Saying Our Share: Surviving the Missions

Grantee:  Heyday Books, News from Native California
Location: Berkeley, California
Award:  Sponsorship
Discipline:  Art + Social Justice Project
Web Site:  newsfromnativecalifornia.com

Through performance, literature and art, “Saying Our Share: Surviving the Missions”, outlines the tragedy that befell a pre-contact California indigenous population of close to one million people and, over 70 years post contact, reduced it to an estimated 250,000 to 300,000 survivors. This project attempts to educate in a way that engages the public and advances the historical record.

Illuminating a side of California history long in the shadows, “Saying Our Share” informs the reader, the audience and the public that for thousands of years, pre-contact indigenous populations flourished while practicing tribal religions, cultures, languages, arts and ways of being that worked in concert with nature and the environment. Through this project, and presenting a Native view, the descendants of these survivors hope to amend an incorrectly embedded public perception of the post-contact era. The works in this project emphasize the indisputable – that the indigenous peoples of the Americas neither needed nor sought rescue by the Spanish or Jesuit missionaries – and, against all odds, survive artistically and culturally.

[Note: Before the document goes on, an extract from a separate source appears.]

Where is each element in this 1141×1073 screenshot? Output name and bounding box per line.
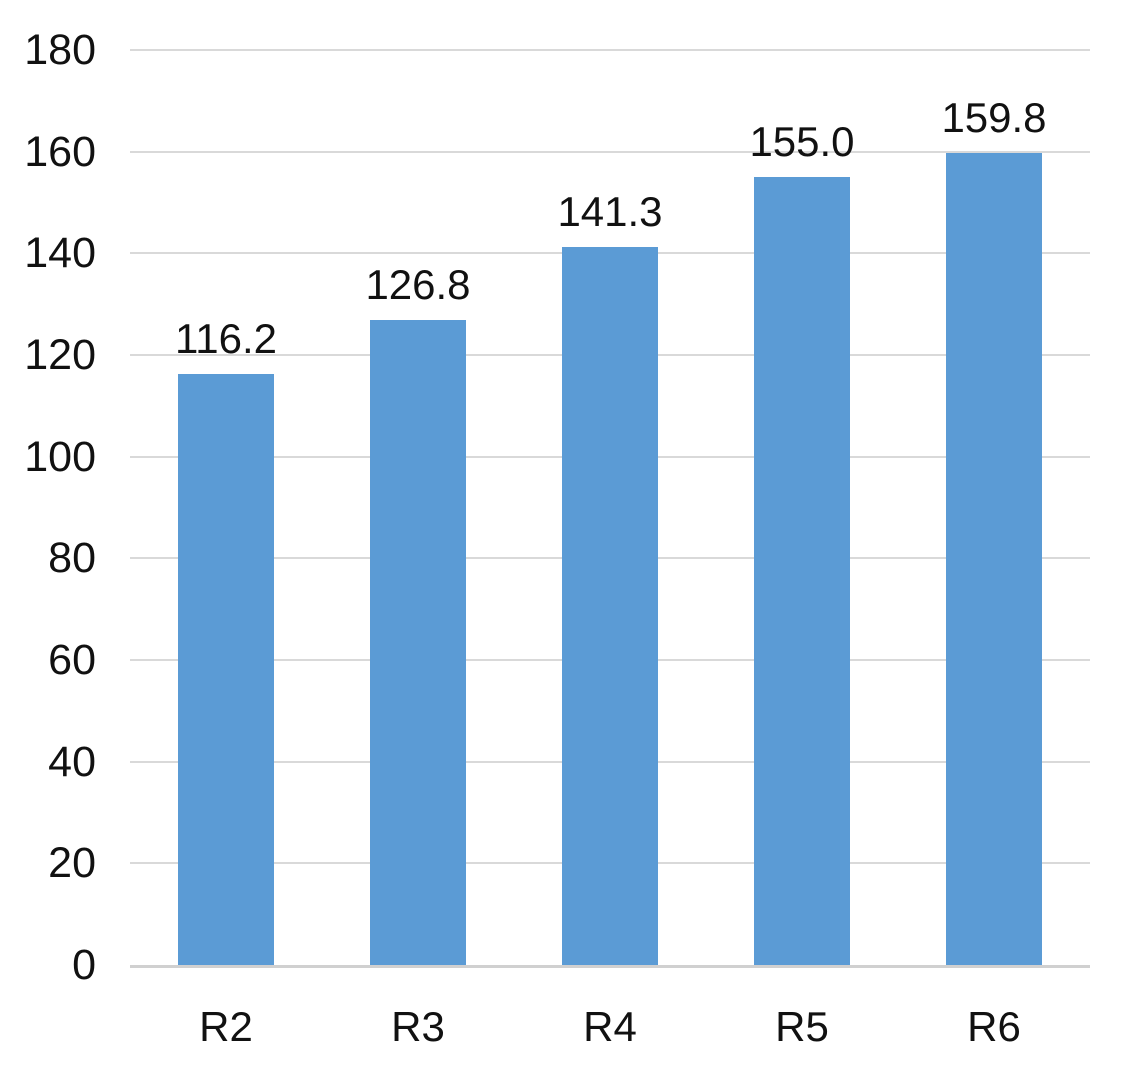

The project challenges the glorification of the California Mission System, and through moving artistic performances and a special issue of News of Native California curated by James Luna (published by Heyday Books), the works of contemporary Native artists with regard to this tribal history are presented visually and dramatically. These artists offer a rare opportunity to understand how the traumas inflicted by the Spanish missions – spiritual, economic, cultural, and social – continue to affect Native peoples’ lives and communities to this day. The works also present hope for the future of indigenous Californians who are reclaiming their arts and cultures in both contemporary and traditional ways.

At the “Saying Our Share” Symposium, curricula were also developed to share with the leadership of the California public school system. From a Native perspective, historically correct curricula are necessary to counteract the false primary source experience that most elementary school children undergo when completing their fourth grade Mission projects. In concert with the available source material, young students are presented with a highly sanitized and romanticized version of California Mission history.

The mission sites have historically been focused on glorifying Western European values – including evangelism and conquest. This serves to further undermine respect for the values and perceived worth of indigenous experiences and cultures, both historically and present day. The California State Board of Education attempts to present a balanced overview, but approved project content of the Early California Missions cannot overcome the reality that mission sites are geared for tourism, compounding the need for the improved curricula.

Highlights of this project included “Identify Theft”, a brilliant combination of performance art and activism, which was presented by James Luna and Guillermo Gómez-Peña at Litquake in 2014. The performance piece was inspired in part by the 300th anniversary of Junipero Serra’s founding of the missions in California.